Le fibrillazioni interne alla coalizione e un sindaco "in uscita" non rischiano di minare questo percorso?
"Lo strappo che si è consumato dopo il bilancio è stato ricucito perché, d'intesa con il sindaco e le forze politiche della coalizione, siamo ripartiti da questa maggioranza e abbiamo deciso che eventuali allargamenti verranno valutati assieme. Penso che il dopo-Orlando debba coinvolgere anche Orlando: il sindaco continui ad essere della 'partita' anche dopo il 2022, scelga lui il ruolo che si vuole ritagliare. L'importante è che ci sia per assicurare questa visione strategica e programmatica". 

Lei sostiene che bisogna includere il M5S in un'alleanza di centrosinistra, ma finora grillini ed ex grillini sono tra quelli che più d'altri l'hanno contestata. Come la mettiamo?
"La politica è un processo dinamico. Al di là delle divergenze, su temi come la tutela ambientale, il consumo di suolo zero, la mobilità sostenibile ci sono evidenti convergenze programmatiche tra la sinistra e i pentastellati. Ecco, da qui si può ripartire assieme. Del resto questa intesa è già realtà in altre città e Regioni italiane".     

Intanto nella maggioranza che sostiene l'amministrazione Orlando c'è chi chiede il rimpasto. Anzi, per essere precisi Italia Viva ha chiesto l'azzeramento della Giunta...
"Non mi occupo io di fare la Giunta, questo è compito del sindaco Orlando. Italia Viva non ha chiesto l'azzeramento della Giunta alla coalizione ma direttamente al sindaco. Io l'ho appreso dai giornali. Finora non è stato oggetto di discussione politica: se e quando lo sarà, ci confronteremo".
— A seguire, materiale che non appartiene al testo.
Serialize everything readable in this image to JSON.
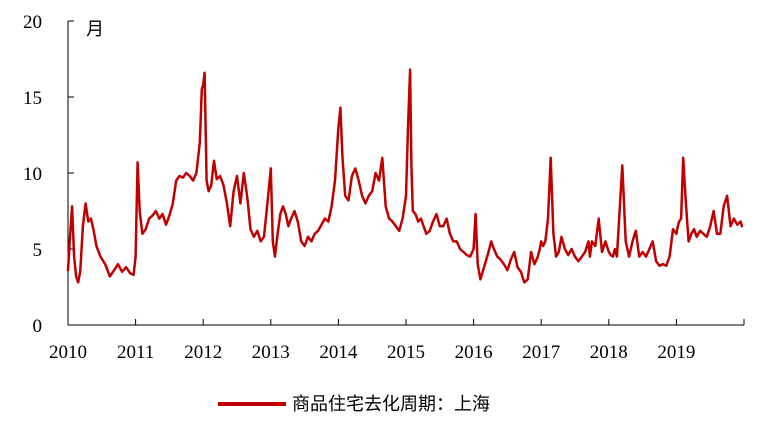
{
  "chart_data": {
    "type": "line",
    "title": "",
    "xlabel": "",
    "ylabel": "月",
    "xlim": [
      2010,
      2020
    ],
    "ylim": [
      0,
      20
    ],
    "x_ticks": [
      "2010",
      "2011",
      "2012",
      "2013",
      "2014",
      "2015",
      "2016",
      "2017",
      "2018",
      "2019"
    ],
    "y_ticks": [
      "0",
      "5",
      "10",
      "15",
      "20"
    ],
    "grid": false,
    "legend_position": "bottom",
    "series": [
      {
        "name": "商品住宅去化周期：上海",
        "color": "#c00000",
        "x": [
          2010.0,
          2010.03,
          2010.06,
          2010.09,
          2010.12,
          2010.15,
          2010.18,
          2010.22,
          2010.26,
          2010.3,
          2010.34,
          2010.38,
          2010.42,
          2010.48,
          2010.55,
          2010.62,
          2010.68,
          2010.74,
          2010.8,
          2010.86,
          2010.92,
          2010.97,
          2011.0,
          2011.03,
          2011.06,
          2011.1,
          2011.15,
          2011.2,
          2011.25,
          2011.3,
          2011.35,
          2011.4,
          2011.45,
          2011.5,
          2011.55,
          2011.6,
          2011.65,
          2011.7,
          2011.75,
          2011.8,
          2011.85,
          2011.9,
          2011.95,
          2011.98,
          2012.0,
          2012.02,
          2012.05,
          2012.08,
          2012.12,
          2012.16,
          2012.2,
          2012.25,
          2012.3,
          2012.35,
          2012.4,
          2012.45,
          2012.5,
          2012.55,
          2012.6,
          2012.65,
          2012.7,
          2012.75,
          2012.8,
          2012.85,
          2012.9,
          2012.95,
          2013.0,
          2013.03,
          2013.06,
          2013.1,
          2013.14,
          2013.18,
          2013.22,
          2013.26,
          2013.3,
          2013.35,
          2013.4,
          2013.45,
          2013.5,
          2013.55,
          2013.6,
          2013.65,
          2013.7,
          2013.75,
          2013.8,
          2013.85,
          2013.9,
          2013.95,
          2014.0,
          2014.03,
          2014.06,
          2014.1,
          2014.15,
          2014.2,
          2014.25,
          2014.3,
          2014.35,
          2014.4,
          2014.45,
          2014.5,
          2014.55,
          2014.6,
          2014.65,
          2014.7,
          2014.75,
          2014.8,
          2014.85,
          2014.9,
          2014.95,
          2015.0,
          2015.03,
          2015.06,
          2015.08,
          2015.1,
          2015.14,
          2015.18,
          2015.22,
          2015.26,
          2015.3,
          2015.35,
          2015.4,
          2015.45,
          2015.5,
          2015.55,
          2015.6,
          2015.65,
          2015.7,
          2015.75,
          2015.8,
          2015.85,
          2015.9,
          2015.95,
          2016.0,
          2016.03,
          2016.06,
          2016.1,
          2016.14,
          2016.18,
          2016.22,
          2016.26,
          2016.3,
          2016.35,
          2016.4,
          2016.45,
          2016.5,
          2016.55,
          2016.6,
          2016.65,
          2016.7,
          2016.75,
          2016.8,
          2016.85,
          2016.9,
          2016.95,
          2016.98,
          2017.0,
          2017.03,
          2017.06,
          2017.1,
          2017.14,
          2017.18,
          2017.22,
          2017.26,
          2017.3,
          2017.35,
          2017.4,
          2017.45,
          2017.5,
          2017.55,
          2017.6,
          2017.65,
          2017.7,
          2017.72,
          2017.75,
          2017.8,
          2017.85,
          2017.9,
          2017.95,
          2018.0,
          2018.03,
          2018.06,
          2018.09,
          2018.12,
          2018.16,
          2018.2,
          2018.25,
          2018.3,
          2018.35,
          2018.4,
          2018.45,
          2018.5,
          2018.55,
          2018.6,
          2018.65,
          2018.7,
          2018.75,
          2018.8,
          2018.85,
          2018.9,
          2018.95,
          2019.0,
          2019.02,
          2019.04,
          2019.07,
          2019.1,
          2019.14,
          2019.18,
          2019.22,
          2019.26,
          2019.3,
          2019.35,
          2019.4,
          2019.45,
          2019.5,
          2019.55,
          2019.6,
          2019.65,
          2019.7,
          2019.75,
          2019.8,
          2019.85,
          2019.9,
          2019.95,
          2019.97
        ],
        "values": [
          3.6,
          5.8,
          7.8,
          4.5,
          3.2,
          2.8,
          3.5,
          6.5,
          8.0,
          6.8,
          7.0,
          6.2,
          5.2,
          4.5,
          4.0,
          3.2,
          3.6,
          4.0,
          3.5,
          3.8,
          3.4,
          3.3,
          4.5,
          10.7,
          7.5,
          6.0,
          6.3,
          7.0,
          7.2,
          7.5,
          7.0,
          7.3,
          6.6,
          7.2,
          8.0,
          9.5,
          9.8,
          9.7,
          10.0,
          9.8,
          9.5,
          10.0,
          12.0,
          15.5,
          15.8,
          16.6,
          9.5,
          8.8,
          9.2,
          10.8,
          9.6,
          9.8,
          9.2,
          8.0,
          6.5,
          8.8,
          9.8,
          8.0,
          10.0,
          8.5,
          6.3,
          5.8,
          6.2,
          5.5,
          5.8,
          8.0,
          10.3,
          5.5,
          4.5,
          6.0,
          7.3,
          7.8,
          7.3,
          6.5,
          7.0,
          7.5,
          6.8,
          5.5,
          5.2,
          5.8,
          5.5,
          6.0,
          6.2,
          6.6,
          7.0,
          6.8,
          7.8,
          9.5,
          13.0,
          14.3,
          11.0,
          8.5,
          8.2,
          9.8,
          10.3,
          9.5,
          8.5,
          8.0,
          8.5,
          8.8,
          10.0,
          9.5,
          11.0,
          7.8,
          7.0,
          6.8,
          6.5,
          6.2,
          7.0,
          8.5,
          13.0,
          16.8,
          10.5,
          7.5,
          7.3,
          6.8,
          7.0,
          6.5,
          6.0,
          6.2,
          6.8,
          7.3,
          6.5,
          6.5,
          7.0,
          6.0,
          5.5,
          5.5,
          5.0,
          4.8,
          4.6,
          4.5,
          5.0,
          7.3,
          4.0,
          3.0,
          3.6,
          4.2,
          4.8,
          5.5,
          5.0,
          4.5,
          4.3,
          4.0,
          3.6,
          4.3,
          4.8,
          3.8,
          3.5,
          2.8,
          3.0,
          4.8,
          4.0,
          4.5,
          5.0,
          5.5,
          5.2,
          5.5,
          7.0,
          11.0,
          6.0,
          4.5,
          4.8,
          5.8,
          5.0,
          4.6,
          5.0,
          4.5,
          4.2,
          4.5,
          4.8,
          5.5,
          4.5,
          5.5,
          5.2,
          7.0,
          4.8,
          5.5,
          4.8,
          4.6,
          4.5,
          5.0,
          4.5,
          7.5,
          10.5,
          5.5,
          4.5,
          5.5,
          6.2,
          4.5,
          4.8,
          4.5,
          5.0,
          5.5,
          4.2,
          3.9,
          4.0,
          3.9,
          4.5,
          6.3,
          6.0,
          6.5,
          6.8,
          7.0,
          11.0,
          8.0,
          5.5,
          6.0,
          6.3,
          5.8,
          6.2,
          6.0,
          5.8,
          6.5,
          7.5,
          6.0,
          6.0,
          7.8,
          8.5,
          6.5,
          7.0,
          6.6,
          6.8,
          6.5
        ]
      }
    ]
  }
}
Ci sarà un confronto nella maggioranza anche sul ponte Corleone? E' di pochi giorni fa la notizia che il governo nazionale invierà un commissario. Il presidente del Consiglio comunale Totò Orlando, da poco passato a Italia Viva, lo ha chiesto e ottenuto. L'altro Orlando, il sindaco Leoluca, sembra non averla presa tanto bene... 
"La messa in sicurezza del ponte Corleone è un'esigenza di tutta la città ed è una questione seria. Come tale va affrontata senza propaganda. Invece in questi giorni c'è chi ha fatto sin troppa propaganda".  

Ormai siamo in campagna elettorale...
"Per me la campagna elettorale è iniziata nel 2012 e non è mai finita. Il consenso non si costruisce con le promesse, ma tramutando i programmi elettorali in atti concreti. Noi lo abbiamo fatto e lo stiamo facendo, malgrado non siano mancate le complicazioni. Governare la città in questo ultimo anno è stato difficilissimo a causa del Coronavirus. La macchina amministrativa era già in grandissime difficoltà, il Covid le ha accentuate per due ragioni: la necessità di rivedere totalmente il funzionamento del Comune e l'esiguità di risorse a disposizione degli enti locali, costretti a sottostare ai vincoli imposti dal patto di stabilità e indeboliti dalla riduzione delle entrate tributarie. Per non parlare del mancato turn over e della carenza di dirigenti tecnici".